Sunday, February 19, 2012

A Tale of Two Places
















Saturday, February 19th

Yesterday, the QM 2 made her maiden visit to the Whitsunday Islands - a very good choice. We had to anchor quite a ways off shore and ride tenders into the port - about 25 minutes. The tenders are the 137-passenger lifeboats normally blocking the view of most of the passengers on deck 8. The sides are left open, with 2 ropes across them to keep us from falling out but if you sit too close to the openings, you will probably emerge wet.

Volunteers met us and drove up into Airlie Beach, the closest town to the dock. It could be anywhere in Southern California: tanned, healthy-looking people, lots of smiles (genuine), quite good buskers including a girl of about 12 with a voice of someone 4 times her age, belting out Australian country music, a large, open-air market, sponsored by the local Lions Club, selling touristy things but also fresh fruit and vegetables, cooked chickens, bakery goods and something resembling a small child on a spit. I hope it was a pig but did not want to look closely.

Before you ask, no, I did not go to the Great Barrier Reef. I have concerns about even eco-tourism when I know that sun block, body lotion, hair gel, boat vibrations, oil, gasoline can all damage coral. Add global warming and it's a disaster. No need for me to compound it. Thirty years ago I would have.

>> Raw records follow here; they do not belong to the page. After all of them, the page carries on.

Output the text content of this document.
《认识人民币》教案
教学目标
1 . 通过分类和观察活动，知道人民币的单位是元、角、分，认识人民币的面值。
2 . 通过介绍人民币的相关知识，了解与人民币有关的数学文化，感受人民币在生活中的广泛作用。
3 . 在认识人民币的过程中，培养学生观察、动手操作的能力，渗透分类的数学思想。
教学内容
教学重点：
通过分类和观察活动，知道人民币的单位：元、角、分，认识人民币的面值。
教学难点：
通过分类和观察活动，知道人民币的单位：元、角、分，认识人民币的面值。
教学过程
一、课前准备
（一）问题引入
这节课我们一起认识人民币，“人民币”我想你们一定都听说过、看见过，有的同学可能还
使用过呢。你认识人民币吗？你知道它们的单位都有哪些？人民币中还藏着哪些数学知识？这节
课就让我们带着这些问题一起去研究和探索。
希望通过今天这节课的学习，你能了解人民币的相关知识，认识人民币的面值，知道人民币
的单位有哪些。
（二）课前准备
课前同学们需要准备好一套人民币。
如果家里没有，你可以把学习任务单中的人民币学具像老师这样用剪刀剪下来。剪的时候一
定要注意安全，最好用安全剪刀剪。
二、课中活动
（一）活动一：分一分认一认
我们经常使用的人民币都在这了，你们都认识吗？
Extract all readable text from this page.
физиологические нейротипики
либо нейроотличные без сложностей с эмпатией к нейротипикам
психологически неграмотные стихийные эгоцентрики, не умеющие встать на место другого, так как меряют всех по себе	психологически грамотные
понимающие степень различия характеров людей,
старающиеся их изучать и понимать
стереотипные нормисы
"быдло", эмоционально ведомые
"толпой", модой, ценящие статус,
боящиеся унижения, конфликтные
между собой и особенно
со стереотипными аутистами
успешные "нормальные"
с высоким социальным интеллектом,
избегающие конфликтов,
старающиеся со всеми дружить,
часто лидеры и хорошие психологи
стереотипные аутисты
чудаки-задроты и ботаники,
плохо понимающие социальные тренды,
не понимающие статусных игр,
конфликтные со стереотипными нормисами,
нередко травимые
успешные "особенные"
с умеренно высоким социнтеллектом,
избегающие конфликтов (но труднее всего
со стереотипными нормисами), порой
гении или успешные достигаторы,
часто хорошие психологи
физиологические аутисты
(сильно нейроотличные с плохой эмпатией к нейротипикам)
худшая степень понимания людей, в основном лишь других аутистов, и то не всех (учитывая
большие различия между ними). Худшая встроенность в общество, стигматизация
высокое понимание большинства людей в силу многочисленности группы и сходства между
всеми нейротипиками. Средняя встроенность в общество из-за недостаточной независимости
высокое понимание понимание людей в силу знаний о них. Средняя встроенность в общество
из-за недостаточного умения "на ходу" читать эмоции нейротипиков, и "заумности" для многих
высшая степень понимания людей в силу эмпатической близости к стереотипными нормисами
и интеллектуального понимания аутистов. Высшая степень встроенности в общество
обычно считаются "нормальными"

Then, today, I learned that the trip to the GBR was 5 hours (round trip) over very choppy waters and half of the 130 or so passengers were violently ill. So, all in all, my day at Airlie Beach was the right choice.

A message for Mandy at the Beach Shack: the trousers are perfect, I have no idea what to do with the wrap and I used the purse tonight. Thank you and please consider applying for a job. You would be perfect!

Unfortunately, today, with the temperature about 30 degrees C (very hot on any scale) and humidity about 250%, I chose to take the tender again and go into Cairns. This time the tender going over was a catamaran which hopped waves beautifully.

Cairns is, sorry Tourist Board, absolutely uninteresting. We traveled in on the Captain Cook highway - sorry James, you really deserve better than empty stores and shops and loutish teenagers looking threatening.

And, I saw the Aborigines I had missed elsewhere - in the park, stumbling down the street or sleeping under archways, all drunk at 10 am.

As my cousin Carole undoubtedly remembers, when I was a child, I knew every wino and drunk in southeast Washington, by name. And, without exception, they told me never to drink alcohol. Even in their wildest moments - Gerry and Tall Man fighting over the last swig of muscatel they had stolen from Henry G when he passed out - they told me never to drink. It was the devil and had ruined their lives. And, I listened and have been grateful to them ever since.

So, I would think and actually do think that when you grow up seeing the hurt and harm which alcohol causes, you avoid it, not embrace it. I know the sociological arguments about loss of culture leading to substance abuse but where are self-determination, self-control, personal responsibility and pride in that argument? I do not have the answer so don't ask.

No cane toads in sight - the bus driver said they do not come into town but the way he said it, it sounded like they found the town sinful. In truth, there are not enough hiding places and it's too dry in town. But they are around and spreading at an alarming rate.

All of the above makes we wonder if I really want to go into Darwin but I have to find a post office as the letters I wrote at the beginning of the month have to be weighed.

Oh, at the South Pacific ball 2 nights ago, I wore my ball gown with tiers which overlap and look a bit like scales (fish scales) and had orchids tucked behind both ears. I was the most South Pacific thing there!